L'humain est ce qui va ainsi, tête nue, dans la recherche jamais interrompue de ce qui est plus grand que soi. Et le premier venu est plus grand que nous : c'est une des choses que dit cet homme. C'est l'unique chose qu'qu'il cherche à faire entrer dans nos têtes lourdes. Le premier venu est plus grand que nous : il faut détacher chaque mot de cette phrase et le mâcher, le remâcher. La vérité, ça se mange. Voir l'autre dans sa noblesse de solitude, dans la beauté perdue de ses jours. Le regarder dans le mouvement de venir, dans la confiance de cette venue. C'est ce qu'il s'épuise à nous dire, l'homme qui marche : ne me regardez pas, moi. Regardez le premier venu et ça suffira, et ça devrait suffire.

 

Il va droit à la porte de l'humain.
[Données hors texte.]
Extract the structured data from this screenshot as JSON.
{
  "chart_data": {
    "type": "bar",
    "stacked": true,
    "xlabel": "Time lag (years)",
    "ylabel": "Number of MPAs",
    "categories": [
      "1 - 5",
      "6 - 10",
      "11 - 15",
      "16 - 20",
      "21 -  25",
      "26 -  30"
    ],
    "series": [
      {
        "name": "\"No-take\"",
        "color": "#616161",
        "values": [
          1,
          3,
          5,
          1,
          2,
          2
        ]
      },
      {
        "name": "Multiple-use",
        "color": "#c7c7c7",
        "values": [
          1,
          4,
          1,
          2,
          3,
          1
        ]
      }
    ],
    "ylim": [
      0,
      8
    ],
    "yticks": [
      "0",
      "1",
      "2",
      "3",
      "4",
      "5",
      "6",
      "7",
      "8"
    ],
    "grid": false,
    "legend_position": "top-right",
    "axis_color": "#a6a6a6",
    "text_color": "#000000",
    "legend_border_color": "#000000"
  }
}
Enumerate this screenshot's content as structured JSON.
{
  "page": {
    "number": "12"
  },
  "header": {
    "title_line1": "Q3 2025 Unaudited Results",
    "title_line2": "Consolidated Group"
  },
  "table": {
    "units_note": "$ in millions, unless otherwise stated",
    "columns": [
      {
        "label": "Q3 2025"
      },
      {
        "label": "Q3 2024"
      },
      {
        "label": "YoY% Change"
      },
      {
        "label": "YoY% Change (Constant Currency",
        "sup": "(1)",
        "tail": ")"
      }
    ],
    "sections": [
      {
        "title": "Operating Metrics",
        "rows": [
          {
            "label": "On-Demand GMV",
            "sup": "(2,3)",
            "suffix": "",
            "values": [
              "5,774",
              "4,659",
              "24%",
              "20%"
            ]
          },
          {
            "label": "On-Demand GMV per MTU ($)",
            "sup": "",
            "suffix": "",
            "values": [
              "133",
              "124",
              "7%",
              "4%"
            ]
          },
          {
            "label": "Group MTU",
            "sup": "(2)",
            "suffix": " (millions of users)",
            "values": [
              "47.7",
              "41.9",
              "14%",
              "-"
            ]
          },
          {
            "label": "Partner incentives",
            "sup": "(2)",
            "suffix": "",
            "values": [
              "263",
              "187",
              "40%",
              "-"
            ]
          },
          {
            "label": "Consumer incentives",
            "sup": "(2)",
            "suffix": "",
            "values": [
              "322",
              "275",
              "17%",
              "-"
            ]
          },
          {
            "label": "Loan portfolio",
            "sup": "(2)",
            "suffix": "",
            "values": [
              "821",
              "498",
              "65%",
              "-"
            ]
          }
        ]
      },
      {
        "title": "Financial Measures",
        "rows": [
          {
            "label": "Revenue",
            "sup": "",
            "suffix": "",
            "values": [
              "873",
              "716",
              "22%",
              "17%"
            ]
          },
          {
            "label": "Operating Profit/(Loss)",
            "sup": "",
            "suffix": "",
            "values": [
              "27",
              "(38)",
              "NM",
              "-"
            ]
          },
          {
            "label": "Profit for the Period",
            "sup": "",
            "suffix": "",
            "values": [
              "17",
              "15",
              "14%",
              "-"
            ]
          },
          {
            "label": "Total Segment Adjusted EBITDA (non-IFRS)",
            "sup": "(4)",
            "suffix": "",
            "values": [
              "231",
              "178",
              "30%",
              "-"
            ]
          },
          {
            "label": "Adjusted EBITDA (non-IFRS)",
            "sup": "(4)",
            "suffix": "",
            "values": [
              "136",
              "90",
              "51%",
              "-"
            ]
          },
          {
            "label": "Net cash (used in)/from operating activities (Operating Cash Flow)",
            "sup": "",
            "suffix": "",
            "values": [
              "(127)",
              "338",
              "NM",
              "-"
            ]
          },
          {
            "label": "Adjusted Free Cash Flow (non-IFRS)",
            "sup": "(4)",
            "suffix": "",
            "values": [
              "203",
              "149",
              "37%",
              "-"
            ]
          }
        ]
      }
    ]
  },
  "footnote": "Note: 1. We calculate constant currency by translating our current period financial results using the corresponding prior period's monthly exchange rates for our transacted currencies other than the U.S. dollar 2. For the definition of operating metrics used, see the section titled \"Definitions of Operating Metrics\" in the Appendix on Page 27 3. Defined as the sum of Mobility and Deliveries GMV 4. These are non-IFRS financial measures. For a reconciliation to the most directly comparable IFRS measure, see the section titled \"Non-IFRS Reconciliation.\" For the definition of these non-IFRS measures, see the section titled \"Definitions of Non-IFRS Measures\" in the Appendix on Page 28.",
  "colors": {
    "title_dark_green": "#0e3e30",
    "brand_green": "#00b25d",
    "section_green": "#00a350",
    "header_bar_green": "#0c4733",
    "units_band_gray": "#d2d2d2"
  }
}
Il attend que cette porte s'ouvre. La porte de l'humain, c'est le visage. Voir face à face, seul à seul, un à un. Dans les camps de concentration, les nazis interdisaient aux déportés de les regarder dans les yeux sous peine de mort immédiate. Celui dont je n'accueille plus le visage  -  et pour l'accueillir, il faut que je lave mon propre visage de toute matière de puissance - celui-là, je le vide de son humanité et je m'en vide moi-même.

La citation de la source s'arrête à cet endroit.